Bu gidişle yüz yıl daha ilerlemeye devam üyelik yok.
GÖRÜŞMELER KURTARILMAYA ÇALIŞILIYOR
Downer’in BM adına görüşmelerin 1 Temmuz’dan sonraya da devam etmesi için bazı düzenlemelere çalıştığı izlenimi edinildi. Tabii Mari’de patlayıcıları BM ambargosundan saklamaya çalışılırken patlama olasılığını dikkate almayabilen Rum yönetimi ile her yol yapılması için Türkiye halkının alın terini harcamaktan çekinmeden bizim yolsuzluk şampiyonu idareye para veren Erdoğan iktidarının o yeni yolun masrafını bu yolsuzların karşılayabilmesi için tasarrufa değil daha fazla harcama olanağına kavuşturulması gerektiğini dikkate almayabilen AKP’ye bunun doğal bir şey olduğunu anlatmak zor. Onlara oy verebilenlerin çoğunluk olduğu halka da anlatmak zor. Tabii ki bir üst kademe memuru yaklaşan 1 Temmuz ne getirir diye düşünecek her ihtimale karşı planlar hazırlayacak. BM Güvenlik Konseyi bırakın Kıbrıslıları ne yaparlarsa kendilerine diyecek olsa Downer’in dairesi hemen bir planı sunacak yoksa görevini yapmamış olacak.
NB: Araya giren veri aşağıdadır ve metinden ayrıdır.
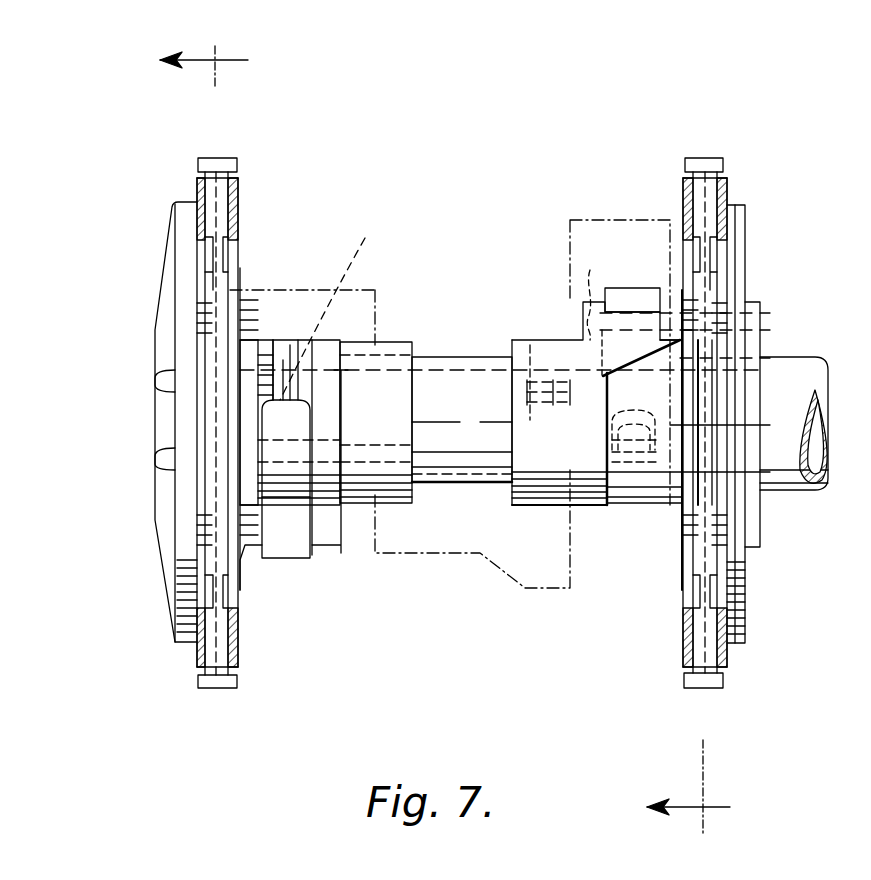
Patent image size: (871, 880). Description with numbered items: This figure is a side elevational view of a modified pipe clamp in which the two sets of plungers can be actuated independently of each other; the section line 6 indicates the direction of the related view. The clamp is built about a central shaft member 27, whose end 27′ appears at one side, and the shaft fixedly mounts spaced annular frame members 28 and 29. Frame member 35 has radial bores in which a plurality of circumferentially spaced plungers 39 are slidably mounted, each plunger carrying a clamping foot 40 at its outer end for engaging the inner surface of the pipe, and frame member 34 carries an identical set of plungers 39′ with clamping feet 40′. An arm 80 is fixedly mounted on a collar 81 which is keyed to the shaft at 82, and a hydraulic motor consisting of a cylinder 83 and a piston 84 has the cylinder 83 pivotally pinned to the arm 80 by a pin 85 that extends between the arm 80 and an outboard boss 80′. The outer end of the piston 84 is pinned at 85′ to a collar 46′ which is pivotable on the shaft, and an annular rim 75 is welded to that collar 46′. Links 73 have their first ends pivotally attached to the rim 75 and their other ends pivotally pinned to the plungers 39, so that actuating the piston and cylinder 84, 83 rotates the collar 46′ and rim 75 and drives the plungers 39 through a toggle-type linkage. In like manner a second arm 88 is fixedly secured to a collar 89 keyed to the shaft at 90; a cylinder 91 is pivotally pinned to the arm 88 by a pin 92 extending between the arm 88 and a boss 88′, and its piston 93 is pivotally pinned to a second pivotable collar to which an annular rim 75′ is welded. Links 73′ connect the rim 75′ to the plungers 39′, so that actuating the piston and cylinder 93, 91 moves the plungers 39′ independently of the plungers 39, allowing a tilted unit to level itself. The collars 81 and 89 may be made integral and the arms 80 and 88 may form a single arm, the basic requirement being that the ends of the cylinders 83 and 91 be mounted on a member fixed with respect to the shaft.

The section line 6- 6 is at (445, 444).
The central shaft member 27 is at (455, 480).
The shaft end 27′ is at (815, 390).
The annular frame member 28 is at (740, 570).
The annular frame member 29 is at (175, 407).
The frame member 34 is at (683, 200).
The frame member 35 is at (238, 216).
The plungers 39 is at (222, 186).
The plungers 39′ is at (710, 186).
The clamping foot 40 is at (213, 157).
The clamping foot 40′ is at (705, 157).
The collar 46′ is at (245, 350).
The links 73 is at (223, 275).
The links 73′ is at (712, 280).
The annular rim 75 is at (240, 302).
The annular rim 75′ is at (750, 330).
The arm 80 is at (310, 540).
The outboard boss 80′ is at (262, 565).
The collar 81 is at (388, 340).
The key 82 is at (395, 418).
The cylinder 83 is at (280, 425).
The piston 84 is at (332, 340).
The pin 85 is at (378, 530).
The pin 85′ is at (322, 319).
The second arm 88 is at (558, 340).
The boss 88′ is at (720, 340).
The collar 89 is at (545, 505).
The key 90 is at (530, 330).
The cylinder 91 is at (640, 285).
The pin 92 is at (583, 313).
The piston 93 is at (600, 452).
Ya görüşmeleri kesmeyin kesilirse yeniden başlatmak daha zor olur derse ona dair bir plan olmayacak mı? Tabii ki olacak. Üstelik Downer biliyor ki kendisinin BMGK’nin ne karar olacağını tahmin edip ona göre plan yapma hakkı yoktur.
Tabii ki Downer’in her üst kademe yöneticisi gibi birinci görevi her olasılığa karşı bir plan hazırlamış olmasının gerektiğidir. Yani Downer bizim müsteşarlar gibi alternatif planlar hazırlayıp yedekte tutmak ve istenir istenmez sunmaktır. Bunu bilmeyen halkın Downer’den plan beklemesi beklenemez. Bekleyecek olsaydı 4+4+4 eğitim planı için de müsteşarlardan plan beklerdi. Şimdiki gibi Türkiye’de yeni sisteme göre liselerimizin ve hatta ortaokulların denkliğini sağlamak için bir şey yapılıp yapılmayacağını düşünmezlerdi. Bakanlar da burada da değişiklik yapılıp yapılmayacağı hakkında düşünmeden bizi bağlamaz diye demeç vermezdi.
BM çözümün elde edilmemesinden rahatsızdır. Görüşmeleri bir noktaya getirip çoklu bir toplantıya hazırlamak istemiştir ama başaramamıştır. Devam etmek için görüşmelerin kesilmediği ama bu şekilde de devam etmemesini düşünmektedir. Bunu Güvenlik Konseyi’ne iletmek için Downer’in gelişme raporunu bekleyecektir. O zaman da Güvenlik Konseyi çözüm içim baskısını nasıl sürdüreceğini kararlaştıracaktır. Ancak eski kararlarını çiğneyecek değildir. Acil çözüm için yollar arayacaktır. Çözümü görmekten vazgeçmeyecektir.
ARSALANBABA MECLİSİ KARIŞTIRDI
Tüm işinsanlarının en büyük sorun yolsuzluk dediği zamanda Arslanbaba göze battı. Önce elektrik faturasını yıllardır ödemediği halde elektriğinin kesilmediği haber oldu sonra da onun için kurulan ikinci dış Türkler masasının hizmet satın alma adıyla bir TC şirketine para ödetmesi haber oldu. Haberlere göre ne böyle bir hizmet var ne de hizmet için ihale!
Bu haberleri kim kime sızdırdı, hangi basın halka iletti sorusu sorulmaya başlandı ve UBP muhalifleri de bunu UBP aleyhine kullanmaya başladı.
Tabii DP ve diğer muhalifler de konuya sahip çıktı.
UBP hükümette sallanıyor ve ortak mı transfer mi sorgulanıyor. Halk da yolsuzluk suçlusu UBP’nin öteki yolsuzlarla yeni entrikalar çevirdiğini görüyor. Nitekim eski CTP’li bakanın adam kayırıldığını açıklamasının ardından Arslanbaba’ya CTP döneminde de kıyak yapıldığı haberleri verildi.